Hunger (Gone 2)
Page 42
“How are you at keeping secrets?” Diana asked. She made her voice casual, but she stared hard into Orsay’s eyes, hoping she would get the message, hoping she knew how great a danger she was in.
Orsay blinked. She was about to say something, then blinked again. “I never told anyone anything I saw,” Orsay said.
Caine said, “Interesting question, Diana.”
Diana shrugged. “A good spy needs to be discreet.”
When Caine looked blank, Diana added quickly, “I mean, I assume that’s what you’re thinking. We have Bug, who can sneak into a place, maybe overhear some conversation. But Orsay could actually get into people’s dreams.” When Caine’s expression remained skeptical, Diana added, “I wonder what Sam dreams about.”
“No way,” Drake said. “No way. You heard her, she gets anyone’s dreams who happens to be nearby. That means she’s in our heads, too. No way.”
“I doubt she wants any part of your dreams, Drake,” Diana said.
Drake uncoiled his arm and lightning quick wrapped it around Orsay, who yelped and froze stiff. “I brought her in. She’s mine. I say what happens to her.”
“Just what is it you want to do with her?” Diana asked.
Drake grinned. “I don’t know. Maybe I’ll cook her and eat her. Meat is meat, right?”

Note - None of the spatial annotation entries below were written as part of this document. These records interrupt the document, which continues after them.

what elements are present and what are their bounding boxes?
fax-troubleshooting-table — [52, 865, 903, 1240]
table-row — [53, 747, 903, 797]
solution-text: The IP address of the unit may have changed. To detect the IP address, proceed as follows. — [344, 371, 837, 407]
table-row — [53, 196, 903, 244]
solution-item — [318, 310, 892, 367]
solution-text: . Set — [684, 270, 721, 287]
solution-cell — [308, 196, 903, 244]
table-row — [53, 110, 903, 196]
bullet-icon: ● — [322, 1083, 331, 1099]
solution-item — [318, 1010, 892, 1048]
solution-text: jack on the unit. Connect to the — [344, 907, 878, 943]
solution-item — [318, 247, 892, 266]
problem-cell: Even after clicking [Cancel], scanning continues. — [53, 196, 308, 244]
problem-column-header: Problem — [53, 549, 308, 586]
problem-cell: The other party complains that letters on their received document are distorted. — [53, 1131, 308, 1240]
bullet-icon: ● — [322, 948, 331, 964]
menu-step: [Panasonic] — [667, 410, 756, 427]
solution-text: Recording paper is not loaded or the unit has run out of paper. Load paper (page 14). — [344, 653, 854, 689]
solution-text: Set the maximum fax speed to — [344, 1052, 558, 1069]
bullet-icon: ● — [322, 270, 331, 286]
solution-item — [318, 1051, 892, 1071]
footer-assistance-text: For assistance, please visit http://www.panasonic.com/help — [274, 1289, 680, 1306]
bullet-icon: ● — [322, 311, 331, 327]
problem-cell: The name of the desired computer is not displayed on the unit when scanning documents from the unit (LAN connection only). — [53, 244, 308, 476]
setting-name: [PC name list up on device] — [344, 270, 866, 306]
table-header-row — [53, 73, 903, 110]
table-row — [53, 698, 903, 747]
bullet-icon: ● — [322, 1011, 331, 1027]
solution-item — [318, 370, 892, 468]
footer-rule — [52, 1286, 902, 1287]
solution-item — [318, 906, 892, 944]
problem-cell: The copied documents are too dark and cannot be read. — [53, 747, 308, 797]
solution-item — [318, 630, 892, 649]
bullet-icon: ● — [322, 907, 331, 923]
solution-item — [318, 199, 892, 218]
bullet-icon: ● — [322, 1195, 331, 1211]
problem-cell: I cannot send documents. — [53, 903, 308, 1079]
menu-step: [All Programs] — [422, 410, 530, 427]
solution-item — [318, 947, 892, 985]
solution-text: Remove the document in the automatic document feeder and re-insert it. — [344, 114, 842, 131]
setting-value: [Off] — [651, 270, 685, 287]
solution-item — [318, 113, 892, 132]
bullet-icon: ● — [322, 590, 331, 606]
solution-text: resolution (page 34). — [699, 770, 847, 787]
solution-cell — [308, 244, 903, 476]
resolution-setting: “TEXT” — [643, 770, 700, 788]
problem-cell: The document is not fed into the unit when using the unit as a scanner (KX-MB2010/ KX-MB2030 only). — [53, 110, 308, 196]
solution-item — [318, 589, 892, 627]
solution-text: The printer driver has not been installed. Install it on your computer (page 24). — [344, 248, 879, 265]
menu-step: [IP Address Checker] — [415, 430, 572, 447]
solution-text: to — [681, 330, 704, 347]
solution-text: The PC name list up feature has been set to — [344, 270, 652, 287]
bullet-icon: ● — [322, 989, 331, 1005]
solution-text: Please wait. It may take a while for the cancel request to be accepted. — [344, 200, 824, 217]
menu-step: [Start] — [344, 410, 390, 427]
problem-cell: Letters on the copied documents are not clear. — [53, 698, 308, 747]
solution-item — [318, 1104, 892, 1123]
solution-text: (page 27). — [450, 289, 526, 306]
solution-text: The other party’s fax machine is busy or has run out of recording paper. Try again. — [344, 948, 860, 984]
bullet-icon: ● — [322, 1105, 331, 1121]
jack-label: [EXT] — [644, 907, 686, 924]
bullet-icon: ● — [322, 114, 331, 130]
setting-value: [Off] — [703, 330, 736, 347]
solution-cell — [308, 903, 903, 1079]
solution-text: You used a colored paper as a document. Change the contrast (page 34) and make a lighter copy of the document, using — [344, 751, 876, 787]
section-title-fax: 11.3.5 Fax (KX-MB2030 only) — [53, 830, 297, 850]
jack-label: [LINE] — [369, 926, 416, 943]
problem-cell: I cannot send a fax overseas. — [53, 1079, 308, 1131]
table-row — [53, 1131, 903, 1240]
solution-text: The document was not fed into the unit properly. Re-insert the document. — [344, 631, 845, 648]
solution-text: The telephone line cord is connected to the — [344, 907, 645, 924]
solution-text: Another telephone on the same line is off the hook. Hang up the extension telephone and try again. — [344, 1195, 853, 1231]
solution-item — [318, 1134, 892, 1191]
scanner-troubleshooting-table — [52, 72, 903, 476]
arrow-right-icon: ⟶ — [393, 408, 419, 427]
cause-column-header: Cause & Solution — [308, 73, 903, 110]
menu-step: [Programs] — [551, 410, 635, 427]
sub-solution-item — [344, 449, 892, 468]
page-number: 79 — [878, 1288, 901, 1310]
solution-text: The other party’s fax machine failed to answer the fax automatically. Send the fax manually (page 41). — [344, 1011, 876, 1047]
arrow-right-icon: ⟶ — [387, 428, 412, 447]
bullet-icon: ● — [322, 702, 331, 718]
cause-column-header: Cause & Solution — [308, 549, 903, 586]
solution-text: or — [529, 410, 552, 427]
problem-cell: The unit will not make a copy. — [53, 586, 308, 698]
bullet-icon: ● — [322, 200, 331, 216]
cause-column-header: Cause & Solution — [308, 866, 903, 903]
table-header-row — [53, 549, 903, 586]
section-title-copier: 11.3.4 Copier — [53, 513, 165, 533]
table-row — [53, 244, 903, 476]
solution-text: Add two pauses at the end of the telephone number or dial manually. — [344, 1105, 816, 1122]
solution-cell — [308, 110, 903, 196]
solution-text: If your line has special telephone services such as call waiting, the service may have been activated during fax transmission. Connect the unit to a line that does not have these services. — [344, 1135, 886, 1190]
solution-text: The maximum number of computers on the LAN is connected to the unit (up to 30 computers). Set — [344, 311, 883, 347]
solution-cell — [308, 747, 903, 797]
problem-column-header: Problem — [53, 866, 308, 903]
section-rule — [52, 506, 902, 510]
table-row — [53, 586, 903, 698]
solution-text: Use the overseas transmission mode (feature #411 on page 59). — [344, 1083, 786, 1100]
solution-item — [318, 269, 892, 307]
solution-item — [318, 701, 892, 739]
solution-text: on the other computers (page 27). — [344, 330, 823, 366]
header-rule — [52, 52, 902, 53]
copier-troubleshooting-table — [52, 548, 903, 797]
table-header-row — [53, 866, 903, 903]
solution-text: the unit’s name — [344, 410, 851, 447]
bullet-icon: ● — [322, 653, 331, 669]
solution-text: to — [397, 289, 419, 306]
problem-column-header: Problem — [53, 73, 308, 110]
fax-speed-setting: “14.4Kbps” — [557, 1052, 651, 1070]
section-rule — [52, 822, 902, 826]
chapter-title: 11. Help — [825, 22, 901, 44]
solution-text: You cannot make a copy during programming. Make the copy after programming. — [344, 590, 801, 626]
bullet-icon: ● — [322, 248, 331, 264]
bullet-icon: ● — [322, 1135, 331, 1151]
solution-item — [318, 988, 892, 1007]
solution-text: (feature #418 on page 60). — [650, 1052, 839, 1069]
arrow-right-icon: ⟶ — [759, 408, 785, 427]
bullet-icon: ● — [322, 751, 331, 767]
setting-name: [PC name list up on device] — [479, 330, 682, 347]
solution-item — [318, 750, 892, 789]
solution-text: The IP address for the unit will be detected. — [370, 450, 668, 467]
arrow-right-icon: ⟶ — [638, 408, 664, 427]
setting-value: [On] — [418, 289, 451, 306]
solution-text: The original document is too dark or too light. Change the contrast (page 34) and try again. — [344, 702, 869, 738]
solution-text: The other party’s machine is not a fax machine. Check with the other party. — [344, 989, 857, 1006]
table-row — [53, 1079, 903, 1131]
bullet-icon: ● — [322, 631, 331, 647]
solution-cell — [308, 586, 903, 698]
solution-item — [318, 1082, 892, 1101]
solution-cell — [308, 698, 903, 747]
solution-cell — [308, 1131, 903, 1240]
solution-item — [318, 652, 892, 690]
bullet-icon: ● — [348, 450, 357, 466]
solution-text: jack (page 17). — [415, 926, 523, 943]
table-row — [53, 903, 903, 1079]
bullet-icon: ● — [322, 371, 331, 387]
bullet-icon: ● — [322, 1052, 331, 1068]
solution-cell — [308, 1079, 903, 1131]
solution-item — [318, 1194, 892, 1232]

Diana glanced at Caine, hoping to see some sign of revulsion, some acknowledgment that Drake was going too far. But Caine just nodded as if he was considering Drake’s claim. “Lets find out what her range is first, huh? Orsay: How far away can you be and still get someone’s dream?”
Orsay chattered her answer, shaking with fear. “Only like…like…like from the ranger station and the nearest part of the campground.”
“How much distance is that?”
She tried to shrug, but Drake was squeezing her, like a python, taking advantage of every exhalation to tighten his coils. “Maybe two hundred feet,” Orsay said.
“Mose’s cabin,” Diana said. “It’s twice that far from the campus.”
“I said no,” Drake threatened. “She was in my head.”
“We already know it’s a cesspool in there,” Diana said.
“This is uncool, Caine,” Drake said. “You owe me. You need me. Don’t mess with me on this.”
“Don’t mess with me?” Caine echoed. That was the step too far.
Caine jumped up, knocking his chair over backward. He raised both hands, palms out. “You really want to challenge me, Drake? I can blow you through the wall into the next room before you can unwrap yourself from that girl.”
Drake flinched. Started to answer, but he never had a chance. Caine had gone from calm and contained to crazy in a heartbeat.
“You stupid thug,” Caine raged. “You think you can replace me? You think if I was out of the way you’d be able to go down the hill and take out Sam and the rest? You couldn’t even beat Orc! You nobody!” Caine screamed, spit flying from a mouth moving as fast as it could but still not fast enough for the fury within.
The blood had drained from Drake’s hard face. His eyes burned furiously, his arm twitched, almost out of control. He looked like he might choke on his own bottled rage.
“I’m the brains!” Caine shrieked. “I’m the brains! I’m the brains and the power, the true power, the four bar, the one. I am the one. Me! Why do you think the Darkness kept me for three days? Why do you think…Why do you think it’s still in my…in my…”
There was an abrupt change in Caine’s voice. For a second it was as if he was sobbing, not raging. He caught himself and righted his voice, swallowed hard. He looked unsteady and reached for a chairback to hold himself up.
Then he saw the not-quite-pitying look in Diana’s eyes, and no doubt the shark’s cold gleam of triumph on Drake’s face as well.
Caine roared, an incoherent, lunatic howl. He extended his hands, aiming down and to either side of Drake.
There was an earsplitting sound, stones ripped apart, as the floor expl
oded upward in a geyser of shattered floor tile and dirt.
The pillar of rock and debris shot up, slammed into the already-scarred and damaged cathedral ceiling and tumbled back down again, a rain of gravel, as Caine’s howl fell silent.